Ma noi ci siam recati a bella posta sul luogo, come un ingegnere di campagna, per verificare co' nostri occhi se davvero il Tevere avesse assunto le passioni e i dolori di un poeta sentimentale; ma possiamo assicurare che il Tevere, nei diciotto secoli che sono decorsi, non ha fatto altro che rimanere un fiume, e non sentì nessuna vergogna, forse presago del possibile risorgimento della sua città; e non si ritirò in nessun angolo e non diventò più piccolo. Visto dal ponte Elio e dal ponte Senatorio, è ancora il più maestoso fiume d'Italia che attraversi una città.
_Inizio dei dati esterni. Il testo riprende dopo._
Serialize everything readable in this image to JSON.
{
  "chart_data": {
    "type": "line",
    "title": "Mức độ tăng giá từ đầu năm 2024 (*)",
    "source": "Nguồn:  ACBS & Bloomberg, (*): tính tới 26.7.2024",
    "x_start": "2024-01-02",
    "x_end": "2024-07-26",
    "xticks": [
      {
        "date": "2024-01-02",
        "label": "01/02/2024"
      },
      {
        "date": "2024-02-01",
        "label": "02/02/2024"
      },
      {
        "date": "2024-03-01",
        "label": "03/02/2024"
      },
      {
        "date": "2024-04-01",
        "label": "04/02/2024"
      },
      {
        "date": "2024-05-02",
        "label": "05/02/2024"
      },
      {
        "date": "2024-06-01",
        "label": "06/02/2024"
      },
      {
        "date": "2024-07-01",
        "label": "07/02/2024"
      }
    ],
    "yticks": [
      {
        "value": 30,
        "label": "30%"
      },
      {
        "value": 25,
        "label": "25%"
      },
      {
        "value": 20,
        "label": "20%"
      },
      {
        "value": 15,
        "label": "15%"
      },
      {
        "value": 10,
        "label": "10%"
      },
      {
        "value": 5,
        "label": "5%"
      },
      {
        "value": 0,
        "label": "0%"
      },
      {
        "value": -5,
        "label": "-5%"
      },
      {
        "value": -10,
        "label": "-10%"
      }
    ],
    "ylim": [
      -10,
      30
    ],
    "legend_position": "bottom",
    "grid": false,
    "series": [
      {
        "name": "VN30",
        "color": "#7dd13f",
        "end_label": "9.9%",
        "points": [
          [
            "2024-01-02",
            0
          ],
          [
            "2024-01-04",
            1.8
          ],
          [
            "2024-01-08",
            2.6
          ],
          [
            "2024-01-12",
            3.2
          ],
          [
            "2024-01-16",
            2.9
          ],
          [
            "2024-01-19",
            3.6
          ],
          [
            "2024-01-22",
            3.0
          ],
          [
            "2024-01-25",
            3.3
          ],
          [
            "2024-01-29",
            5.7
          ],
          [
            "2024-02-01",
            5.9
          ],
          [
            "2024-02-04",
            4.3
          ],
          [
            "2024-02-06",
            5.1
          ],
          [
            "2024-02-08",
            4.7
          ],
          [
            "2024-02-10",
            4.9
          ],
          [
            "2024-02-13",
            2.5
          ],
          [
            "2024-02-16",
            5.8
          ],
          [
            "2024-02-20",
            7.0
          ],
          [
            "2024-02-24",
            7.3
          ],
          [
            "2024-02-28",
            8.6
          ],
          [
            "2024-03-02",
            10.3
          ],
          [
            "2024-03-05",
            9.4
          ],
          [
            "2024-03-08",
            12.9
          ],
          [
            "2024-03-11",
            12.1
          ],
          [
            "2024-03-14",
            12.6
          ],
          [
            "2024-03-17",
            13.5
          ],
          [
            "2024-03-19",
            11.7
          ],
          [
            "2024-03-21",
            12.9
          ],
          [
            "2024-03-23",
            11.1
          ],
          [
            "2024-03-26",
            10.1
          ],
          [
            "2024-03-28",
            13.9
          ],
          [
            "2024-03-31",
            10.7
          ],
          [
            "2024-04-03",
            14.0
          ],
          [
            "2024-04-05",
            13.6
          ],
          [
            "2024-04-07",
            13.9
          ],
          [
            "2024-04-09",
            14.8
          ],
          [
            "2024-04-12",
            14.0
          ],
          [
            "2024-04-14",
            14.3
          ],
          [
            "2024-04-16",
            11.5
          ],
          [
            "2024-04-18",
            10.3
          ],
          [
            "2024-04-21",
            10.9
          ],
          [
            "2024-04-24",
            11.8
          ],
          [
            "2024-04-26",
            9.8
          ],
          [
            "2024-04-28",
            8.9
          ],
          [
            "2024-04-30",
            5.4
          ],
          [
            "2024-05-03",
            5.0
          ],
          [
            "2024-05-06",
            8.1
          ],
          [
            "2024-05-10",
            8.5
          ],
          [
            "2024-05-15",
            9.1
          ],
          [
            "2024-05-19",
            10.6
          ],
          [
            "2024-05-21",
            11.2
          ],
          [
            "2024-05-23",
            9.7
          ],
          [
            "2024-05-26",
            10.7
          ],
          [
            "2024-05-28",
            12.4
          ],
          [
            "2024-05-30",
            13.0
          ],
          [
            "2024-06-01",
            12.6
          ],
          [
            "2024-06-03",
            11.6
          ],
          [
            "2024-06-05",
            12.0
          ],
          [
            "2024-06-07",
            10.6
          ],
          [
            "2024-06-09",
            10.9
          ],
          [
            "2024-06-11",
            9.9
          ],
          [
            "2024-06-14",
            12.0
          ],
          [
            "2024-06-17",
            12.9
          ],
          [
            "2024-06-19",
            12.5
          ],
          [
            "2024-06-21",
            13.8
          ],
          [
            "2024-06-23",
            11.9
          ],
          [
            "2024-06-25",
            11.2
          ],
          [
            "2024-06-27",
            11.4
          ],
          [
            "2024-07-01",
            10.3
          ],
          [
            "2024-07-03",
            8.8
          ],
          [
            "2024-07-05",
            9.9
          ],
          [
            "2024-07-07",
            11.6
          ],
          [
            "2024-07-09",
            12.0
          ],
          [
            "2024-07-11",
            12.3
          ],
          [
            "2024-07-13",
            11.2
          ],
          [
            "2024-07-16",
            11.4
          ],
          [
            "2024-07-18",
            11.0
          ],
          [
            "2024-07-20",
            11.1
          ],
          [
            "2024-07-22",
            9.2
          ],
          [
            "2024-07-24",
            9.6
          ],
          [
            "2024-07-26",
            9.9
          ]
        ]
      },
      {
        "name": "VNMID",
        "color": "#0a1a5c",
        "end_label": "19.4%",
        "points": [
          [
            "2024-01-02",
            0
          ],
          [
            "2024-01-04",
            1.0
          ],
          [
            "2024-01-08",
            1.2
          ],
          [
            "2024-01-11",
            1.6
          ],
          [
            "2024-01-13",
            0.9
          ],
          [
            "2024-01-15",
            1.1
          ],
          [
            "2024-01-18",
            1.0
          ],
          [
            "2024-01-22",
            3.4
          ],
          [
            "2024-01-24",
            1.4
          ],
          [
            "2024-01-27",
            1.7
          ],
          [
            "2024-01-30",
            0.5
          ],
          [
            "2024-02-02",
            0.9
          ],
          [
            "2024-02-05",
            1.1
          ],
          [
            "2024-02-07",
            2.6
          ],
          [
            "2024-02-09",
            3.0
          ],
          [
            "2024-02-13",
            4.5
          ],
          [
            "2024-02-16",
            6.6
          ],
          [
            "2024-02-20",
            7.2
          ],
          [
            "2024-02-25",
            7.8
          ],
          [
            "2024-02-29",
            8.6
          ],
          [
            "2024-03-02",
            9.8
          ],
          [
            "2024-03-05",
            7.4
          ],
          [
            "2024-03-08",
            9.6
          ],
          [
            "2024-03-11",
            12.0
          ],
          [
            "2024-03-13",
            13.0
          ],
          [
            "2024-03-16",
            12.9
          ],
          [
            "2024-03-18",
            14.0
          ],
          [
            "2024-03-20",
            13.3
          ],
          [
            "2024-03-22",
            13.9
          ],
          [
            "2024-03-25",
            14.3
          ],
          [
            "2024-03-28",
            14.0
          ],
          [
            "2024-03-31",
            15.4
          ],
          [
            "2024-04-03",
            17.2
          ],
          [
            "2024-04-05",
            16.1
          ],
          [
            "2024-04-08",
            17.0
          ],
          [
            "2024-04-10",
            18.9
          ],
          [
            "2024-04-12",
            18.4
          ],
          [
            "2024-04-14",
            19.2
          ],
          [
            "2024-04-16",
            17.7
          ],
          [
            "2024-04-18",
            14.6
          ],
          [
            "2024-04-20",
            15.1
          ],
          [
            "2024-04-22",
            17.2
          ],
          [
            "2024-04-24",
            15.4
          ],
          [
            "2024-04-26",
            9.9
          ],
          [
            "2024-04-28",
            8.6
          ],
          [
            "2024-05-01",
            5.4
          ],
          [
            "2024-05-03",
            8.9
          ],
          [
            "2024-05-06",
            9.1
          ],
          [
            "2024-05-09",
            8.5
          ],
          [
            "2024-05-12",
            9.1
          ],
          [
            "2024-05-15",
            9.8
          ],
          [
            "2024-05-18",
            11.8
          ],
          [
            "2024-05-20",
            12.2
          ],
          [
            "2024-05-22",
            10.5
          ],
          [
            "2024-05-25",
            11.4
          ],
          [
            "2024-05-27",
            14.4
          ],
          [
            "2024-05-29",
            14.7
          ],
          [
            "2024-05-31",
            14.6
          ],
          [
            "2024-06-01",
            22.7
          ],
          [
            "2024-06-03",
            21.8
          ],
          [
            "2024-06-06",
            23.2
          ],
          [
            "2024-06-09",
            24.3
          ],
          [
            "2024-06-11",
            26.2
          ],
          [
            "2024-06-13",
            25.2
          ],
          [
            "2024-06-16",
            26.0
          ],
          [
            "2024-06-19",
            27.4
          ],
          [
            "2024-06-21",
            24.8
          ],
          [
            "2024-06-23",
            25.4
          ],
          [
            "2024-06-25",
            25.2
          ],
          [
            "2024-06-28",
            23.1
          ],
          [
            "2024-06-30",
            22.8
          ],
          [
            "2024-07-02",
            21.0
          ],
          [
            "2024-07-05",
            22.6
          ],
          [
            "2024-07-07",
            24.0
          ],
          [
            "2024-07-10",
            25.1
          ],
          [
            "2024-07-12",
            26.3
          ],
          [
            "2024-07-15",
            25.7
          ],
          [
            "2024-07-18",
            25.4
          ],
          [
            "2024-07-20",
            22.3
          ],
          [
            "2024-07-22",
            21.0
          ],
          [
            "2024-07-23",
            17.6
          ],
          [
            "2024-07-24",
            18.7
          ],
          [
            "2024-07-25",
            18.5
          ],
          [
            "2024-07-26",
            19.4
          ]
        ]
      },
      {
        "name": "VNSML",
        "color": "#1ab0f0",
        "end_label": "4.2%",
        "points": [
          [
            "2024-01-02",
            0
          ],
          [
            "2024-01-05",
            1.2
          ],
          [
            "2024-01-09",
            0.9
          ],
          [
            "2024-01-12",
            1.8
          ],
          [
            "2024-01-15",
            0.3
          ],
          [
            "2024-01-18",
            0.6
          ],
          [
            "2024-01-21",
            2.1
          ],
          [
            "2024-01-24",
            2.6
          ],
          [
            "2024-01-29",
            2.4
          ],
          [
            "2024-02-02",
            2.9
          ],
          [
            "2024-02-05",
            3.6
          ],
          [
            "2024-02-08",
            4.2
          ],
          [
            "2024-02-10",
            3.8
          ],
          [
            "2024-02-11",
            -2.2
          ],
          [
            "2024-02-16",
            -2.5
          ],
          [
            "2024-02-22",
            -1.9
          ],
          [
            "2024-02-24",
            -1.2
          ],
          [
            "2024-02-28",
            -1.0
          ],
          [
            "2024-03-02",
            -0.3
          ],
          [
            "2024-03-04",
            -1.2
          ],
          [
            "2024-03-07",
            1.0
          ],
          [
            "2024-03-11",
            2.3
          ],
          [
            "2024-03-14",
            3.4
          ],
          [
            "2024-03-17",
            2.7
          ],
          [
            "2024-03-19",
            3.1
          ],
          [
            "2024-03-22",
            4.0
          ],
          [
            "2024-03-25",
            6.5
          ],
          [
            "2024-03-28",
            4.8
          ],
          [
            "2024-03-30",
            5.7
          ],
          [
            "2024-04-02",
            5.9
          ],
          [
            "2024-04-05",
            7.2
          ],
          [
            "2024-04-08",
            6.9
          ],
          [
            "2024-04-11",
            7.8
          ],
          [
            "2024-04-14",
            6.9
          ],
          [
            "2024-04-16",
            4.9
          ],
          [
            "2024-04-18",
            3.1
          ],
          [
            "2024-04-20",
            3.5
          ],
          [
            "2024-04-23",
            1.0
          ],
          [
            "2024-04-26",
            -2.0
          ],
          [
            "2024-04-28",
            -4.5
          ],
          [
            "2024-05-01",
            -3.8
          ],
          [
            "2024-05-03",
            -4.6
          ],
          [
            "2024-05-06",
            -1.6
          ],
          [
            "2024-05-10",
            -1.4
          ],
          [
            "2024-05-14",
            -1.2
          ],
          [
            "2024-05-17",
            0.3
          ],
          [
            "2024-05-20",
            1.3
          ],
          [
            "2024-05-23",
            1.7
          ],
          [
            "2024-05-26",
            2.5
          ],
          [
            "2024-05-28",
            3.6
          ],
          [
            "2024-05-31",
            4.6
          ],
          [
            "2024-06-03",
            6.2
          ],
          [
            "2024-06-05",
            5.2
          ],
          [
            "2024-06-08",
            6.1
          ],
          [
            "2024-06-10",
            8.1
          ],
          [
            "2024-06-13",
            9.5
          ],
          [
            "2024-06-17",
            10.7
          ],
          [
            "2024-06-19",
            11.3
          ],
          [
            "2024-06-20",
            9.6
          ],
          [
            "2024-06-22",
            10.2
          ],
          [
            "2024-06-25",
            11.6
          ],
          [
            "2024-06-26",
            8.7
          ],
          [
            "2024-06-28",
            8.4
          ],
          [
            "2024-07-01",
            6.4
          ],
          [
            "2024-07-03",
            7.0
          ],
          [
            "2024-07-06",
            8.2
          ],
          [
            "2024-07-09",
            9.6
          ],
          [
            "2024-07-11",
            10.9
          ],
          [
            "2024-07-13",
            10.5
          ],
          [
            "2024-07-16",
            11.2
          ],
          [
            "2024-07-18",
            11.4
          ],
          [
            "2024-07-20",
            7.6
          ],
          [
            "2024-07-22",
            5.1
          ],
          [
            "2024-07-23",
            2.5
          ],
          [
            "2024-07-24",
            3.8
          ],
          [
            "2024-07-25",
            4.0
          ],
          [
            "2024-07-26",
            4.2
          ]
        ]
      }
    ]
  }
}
A ripa Grande, la selva delle antenne e il biancheggiar delle vele e i fumi densi delle vaporiere lo fanno parer davvero un porto di mare; il che è ben altra cosa dall'esser ridotto un rigagnolo avvilito, non visitato che dalle lavandaje!
Diciam questo perchè quei che si impennarono alla idea di dover portare la capitale a Roma, e la chiamarono un'idea stracca di rettorica ammuffita, e una specie di regresso al paganesimo e al classicismo spento; e credettero opporsi e vincer l'onda impetuosa di tutta Italia concorde nel tendere le braccia affannate alla sua capitale, potrebbero inorgoglire e fidarsi d'aver un confederato onnipotente in Chateaubriand, che vedeva anche il Tevere impicciolito.
Ma Roma dissanguata dal malgoverno, nella sua terza parte abitata ha ancora più di 200.000 persone; e in pochi anni, sotto il nuovo sole della libertà e dell'indipendenza, espandendosi a riconquistare, per dir così, le parti desolate, potrebbe toccare facilmente la popolazione di 600.000 anime.